Intervention de Mila Petkova

Délégation aux droits des femmes et à l'égalité des chances entre les hommes et les femmes — Réunion du 12 mai 2016 : 1ère réunion
Les enfants à identité sexuelle indéterminée — Table ronde

Mila Petkova, avocat :

Un dernier point reste à aborder concernant l'inscription à l'état civil. Le droit à la vie privée des personnes intersexuées est aujourd'hui méconnu pour deux raisons principales : d'une part, l'impossibilité d'établir le détail de son identité sexuée ; d'autre part, l'obligation de révéler trop souvent son identité sexuée aux tiers.

La reconnaissance de l'identité intersexuée résulte de l'obligation pour la France de sortir d'un système binaire de l'état civil, en application de ses engagements internationaux. Aujourd'hui, au nom du droit à la vie privée, toutes les instances européennes saisies de la question préconisent de sortir du système binaire actuel, pour reconnaitre, d'une part, les lignes directrices du Conseil de l'Union européenne du 24 juin 2013 en faveur de la reconnaissance de l'existence d'autres catégories de sexes que le féminin et le masculin, ou les recommandations formulées par le Commissaire aux droits de l'homme du Conseil de l'Europe sur les personnes intersexuées pour faciliter la reconnaissance des personnes intersexes devant la loi. La France, qui adhère à ces conventions internationales qui reconnaissent le droit à l'autodétermination, est tenue de les exécuter de bonne foi.

Le droit français ne semble pas s'opposer à la reconnaissance de plusieurs identités sexuées. L'article 57 du code civil n'impose pas de mentionner un sexe masculin ou féminin sur les actes d'état civil et aucun texte n'interdit autre chose que ces deux catégories sexuées. Ces textes disent simplement qu'un sexe doit être mentionné. La jurisprudence récente s'est prononcée en faveur du rejet de la binarité du système actuel, au nom du respect du droit à la vie privée. Dans ces deux cas, les tribunaux ont estimé qu'il s'agissait de décisions individuelles des requérants et qu'il appartenait au législateur de régler cette difficulté qui relève de l'intérêt général.

On ne peut pas se contenter de solutions au cas par cas, risques d'interprétations divergentes. L'absence de loi pose des problèmes pratiques. Le droit d'appartenir à une catégorie non binaire n'étant pas reconnu par les textes, il n'est pas reconnu par les autorités administratives. Par exemple, l'INSEE, qui a été saisi de cette question, refuse toujours d'enregistrer les personnes intersexuées.

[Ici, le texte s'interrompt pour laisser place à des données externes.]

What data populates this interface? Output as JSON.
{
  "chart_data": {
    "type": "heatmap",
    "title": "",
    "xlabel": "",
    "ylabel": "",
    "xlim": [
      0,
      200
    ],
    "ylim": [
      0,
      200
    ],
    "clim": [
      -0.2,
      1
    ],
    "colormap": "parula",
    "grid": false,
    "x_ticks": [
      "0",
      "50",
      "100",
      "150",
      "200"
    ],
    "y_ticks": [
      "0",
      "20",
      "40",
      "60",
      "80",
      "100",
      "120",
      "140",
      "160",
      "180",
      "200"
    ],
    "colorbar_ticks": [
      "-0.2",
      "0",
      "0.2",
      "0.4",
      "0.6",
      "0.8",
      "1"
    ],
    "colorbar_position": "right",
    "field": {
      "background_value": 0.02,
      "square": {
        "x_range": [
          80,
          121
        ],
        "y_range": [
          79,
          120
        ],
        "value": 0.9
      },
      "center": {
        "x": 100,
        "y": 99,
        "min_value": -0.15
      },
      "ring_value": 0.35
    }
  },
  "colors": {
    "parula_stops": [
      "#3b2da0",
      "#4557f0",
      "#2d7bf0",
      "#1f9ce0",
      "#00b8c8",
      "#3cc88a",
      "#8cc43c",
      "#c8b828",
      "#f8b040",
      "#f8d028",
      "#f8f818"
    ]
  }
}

Le silence de la loi pose aussi des problèmes d'accès au droit. Il reste à savoir comment mettre en oeuvre le rejet de la binarité de manière concrète, en créant une identité « autre » pour les personnes majeures et les mineurs doués de discernement. Pour la déclaration du sexe à la naissance qui concerne les mineurs dépourvus de discernement, les associations intersexes sont unanimes à demander que l'enfant soit rattaché au sexe masculin ou féminin le plus probable à la naissance. Par ces dispositions, le droit pour toute personne intersexuée d'établir le détail de son identité, corollaire du droit à la vie privée, serait respecté. Subsisterait néanmoins une atteinte à la vie privée résultant des trop nombreuses obligations faites aux personnes intersexuées de révéler leur identité sexuée.

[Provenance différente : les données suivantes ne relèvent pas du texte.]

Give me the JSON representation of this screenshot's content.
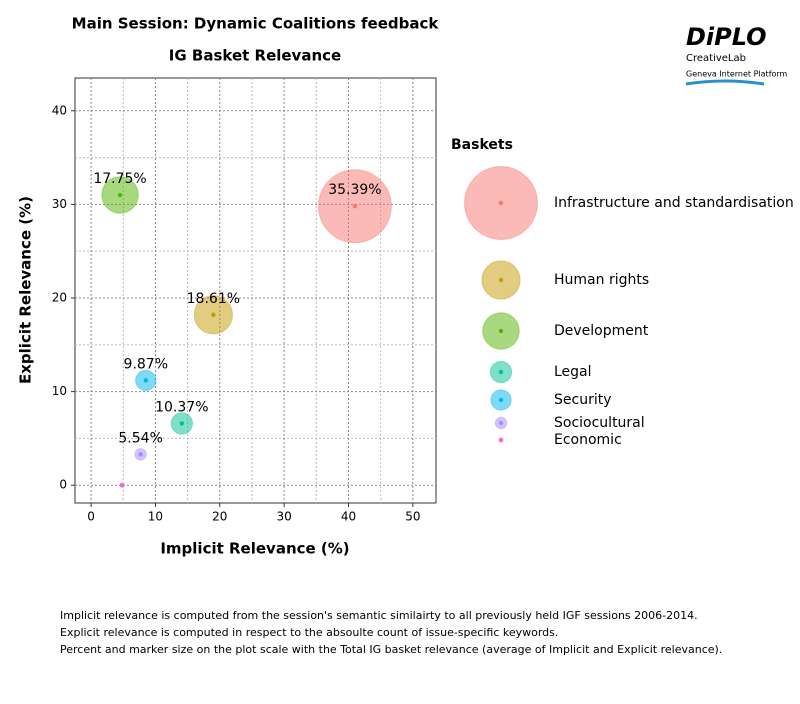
{
  "chart_data": {
    "type": "bubble",
    "title": "Main Session: Dynamic Coalitions feedback",
    "subtitle": "IG Basket Relevance",
    "x_label": "Implicit Relevance (%)",
    "y_label": "Explicit Relevance (%)",
    "legend_title": "Baskets",
    "xlim": [
      -2.5,
      53.6
    ],
    "xticks": [
      0,
      10,
      20,
      30,
      40,
      50
    ],
    "minor_xticks": [
      5,
      15,
      25,
      35,
      45
    ],
    "ylim": [
      -1.9,
      43.5
    ],
    "yticks": [
      0,
      10,
      20,
      30,
      40
    ],
    "minor_yticks": [
      5,
      15,
      25,
      35
    ],
    "grid": true,
    "series": [
      {
        "name": "Infrastructure and standardisation",
        "color": "#F8766D",
        "x": 41,
        "y": 29.8,
        "size": 35.39,
        "value_label": "35.39%"
      },
      {
        "name": "Human rights",
        "color": "#C49A00",
        "x": 19,
        "y": 18.2,
        "size": 18.61,
        "value_label": "18.61%"
      },
      {
        "name": "Development",
        "color": "#53B400",
        "x": 4.5,
        "y": 31,
        "size": 17.75,
        "value_label": "17.75%"
      },
      {
        "name": "Legal",
        "color": "#00C094",
        "x": 14.1,
        "y": 6.6,
        "size": 10.37,
        "value_label": "10.37%"
      },
      {
        "name": "Security",
        "color": "#00B6EB",
        "x": 8.5,
        "y": 11.2,
        "size": 9.87,
        "value_label": "9.87%"
      },
      {
        "name": "Sociocultural",
        "color": "#A58AFF",
        "x": 7.7,
        "y": 3.3,
        "size": 5.54,
        "value_label": "5.54%"
      },
      {
        "name": "Economic",
        "color": "#FB61D7",
        "x": 4.8,
        "y": 0,
        "size": 2,
        "value_label": null
      }
    ]
  },
  "logo": {
    "name": "DiPLO",
    "line1": "CreativeLab",
    "line2": "Geneva Internet Platform"
  },
  "notes": [
    "Implicit relevance is computed from the session's semantic similairty to all previously held IGF sessions 2006-2014.",
    "Explicit relevance is computed in respect to the absoulte count of issue-specific keywords.",
    "Percent and marker size on the plot scale with the Total IG basket relevance (average of Implicit and Explicit relevance)."
  ]
}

En application de l'article 8 de la Convention européenne des droits de l'homme, l'identité sexuée appartient à la vie privée. Or, il existe aujourd'hui plusieurs textes qui obligent la révélation de l'identité sexuée sans pour autant que cela soit justifié par un but légitime, par exemple pour obtenir un service, alors que cette information ne conditionne pas la délivrance de ce service. C'est le cas notamment pour le formulaire de demande de logement social ou la demande d'un hébergement d'urgence. D'autres textes obligent à mentionner l'identité sexuée de la personne sur des titres d'identité, alors que le sexe ne permet pas d'identifier la personne comme le permettent le nom, le prénom, la date et le lieu de naissance. Le permis de conduire français ou la carte d'identité allemande ne comportent pas de mention de sexe. Ces obligations de révéler son identité créent des discriminations à l'encontre des personnes intersexuées lorsqu'il existe une différence entre le sexe perçu et la mention indiquée sur les documents d'identité (suspicion d'usurpation d'identité notamment). Au nom du respect du droit à la vie privée, pour toute personne et non uniquement pour les personnes intersexuées, le sexe ne devrait pas figurer sur les pièces d'identité. À tout le moins, il faudrait reconnaître la possibilité pour chacun de décider s'il souhaite ou non que la mention de son sexe figure sur ses papiers d'identité. Plus globalement, il devrait être prévu par la loi que l'obligation de révéler son identité sexuée n'est justifiée que si elle est rendue nécessaire par un but légitime.